# Scheduling a Golf Tournament Blog

Version 2

 Contents Constraint Programming Modeling the Golfers Problem Solving the Golfers Problem Results

On May 1998, a post on the sci.op-research newsgroup posed the following problem: suppose you have 32 golfers who organize each week into groups of four. The original post said that the goal is to select the foursomes so that each person only golfs with the same person once. How many weeks before all of the options are exhausted?

This problem has since become a famous combinatorial problem and is usually called the social golfer problem. It is a generalization of a round-robin tournament. It helps to bound the problem. You can easily show that there is no solution for a number of weeks strictly greater than ten. This follows from the fact that each player plays with three other players each week, and since there is a total of 31 other players, this means a player runs out of opponents after (31)/3 weeks. In this article, we will see how to construct a nine-week schedule. Constructing a ten-week schedule or proving that none exists remains an open problem!

To solve the nine-week schedule problem, we will use Koalog Constraint Solver, a Java library for constraint programming, to write the code. Information about Koalog Constraint Solver (including its JavaDoc) is available at www.koalog.com/php/jcs.php. All of the techniques presented in this article do not depend on the choice of the solver, but could be implemented using many commercial or open source solvers.

## Constraint Programming

Constraint programming (CP) is a technique for solving combinatorial problems such as the social golfer problem.
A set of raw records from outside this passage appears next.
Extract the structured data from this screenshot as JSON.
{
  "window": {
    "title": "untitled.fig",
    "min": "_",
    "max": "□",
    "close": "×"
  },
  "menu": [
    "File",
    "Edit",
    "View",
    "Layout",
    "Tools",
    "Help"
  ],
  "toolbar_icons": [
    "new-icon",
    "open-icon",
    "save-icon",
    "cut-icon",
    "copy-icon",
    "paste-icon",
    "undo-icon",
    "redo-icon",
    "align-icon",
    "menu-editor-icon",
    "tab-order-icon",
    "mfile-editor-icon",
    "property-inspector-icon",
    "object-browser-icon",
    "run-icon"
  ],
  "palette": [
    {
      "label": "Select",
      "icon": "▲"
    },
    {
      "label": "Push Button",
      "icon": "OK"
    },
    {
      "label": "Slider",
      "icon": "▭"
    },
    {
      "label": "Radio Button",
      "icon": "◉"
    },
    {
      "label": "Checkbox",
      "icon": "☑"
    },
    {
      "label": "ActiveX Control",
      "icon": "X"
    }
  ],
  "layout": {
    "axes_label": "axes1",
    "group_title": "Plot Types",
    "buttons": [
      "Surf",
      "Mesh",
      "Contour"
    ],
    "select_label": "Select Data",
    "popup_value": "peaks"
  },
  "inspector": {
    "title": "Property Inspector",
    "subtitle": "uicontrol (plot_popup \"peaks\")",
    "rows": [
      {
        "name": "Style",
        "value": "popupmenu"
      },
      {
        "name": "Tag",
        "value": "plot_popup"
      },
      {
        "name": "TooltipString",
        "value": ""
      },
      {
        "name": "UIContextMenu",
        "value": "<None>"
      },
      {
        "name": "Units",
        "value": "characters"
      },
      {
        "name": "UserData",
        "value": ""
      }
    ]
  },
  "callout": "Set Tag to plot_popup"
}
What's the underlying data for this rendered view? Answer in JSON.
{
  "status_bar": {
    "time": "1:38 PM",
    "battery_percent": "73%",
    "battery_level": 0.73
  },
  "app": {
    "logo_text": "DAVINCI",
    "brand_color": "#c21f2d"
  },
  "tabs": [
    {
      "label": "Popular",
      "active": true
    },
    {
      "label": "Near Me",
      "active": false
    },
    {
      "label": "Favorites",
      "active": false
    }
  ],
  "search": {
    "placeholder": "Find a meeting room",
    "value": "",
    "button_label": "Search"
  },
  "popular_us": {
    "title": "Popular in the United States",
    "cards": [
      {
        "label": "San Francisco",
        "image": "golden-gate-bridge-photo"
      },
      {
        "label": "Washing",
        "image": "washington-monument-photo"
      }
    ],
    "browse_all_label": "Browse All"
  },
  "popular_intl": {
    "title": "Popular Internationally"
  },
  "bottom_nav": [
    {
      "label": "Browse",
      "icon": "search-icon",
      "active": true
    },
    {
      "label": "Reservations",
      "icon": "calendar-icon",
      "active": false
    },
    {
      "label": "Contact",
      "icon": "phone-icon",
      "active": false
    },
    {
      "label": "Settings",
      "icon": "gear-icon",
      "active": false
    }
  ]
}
It consists of modelling the problem using mathematical relations or constraints (precisely, the term constraintdenotes the implementation of the mathematical relation). Hence, a constraint satisfaction problem (CSP) is defined by:

• A set of variables.
• A set of domains (possible values) for the variables.
• A set of constraints/relations on the variables.

One has to define a strategy for enumerating the different solutions. CP differs from naive enumeration methods by the fact that constraints contain powerful filtering algorithms (usually inspired by operational research techniques) that will drastically reduce the search space by dynamically reducing the domains of the variables during the enumeration.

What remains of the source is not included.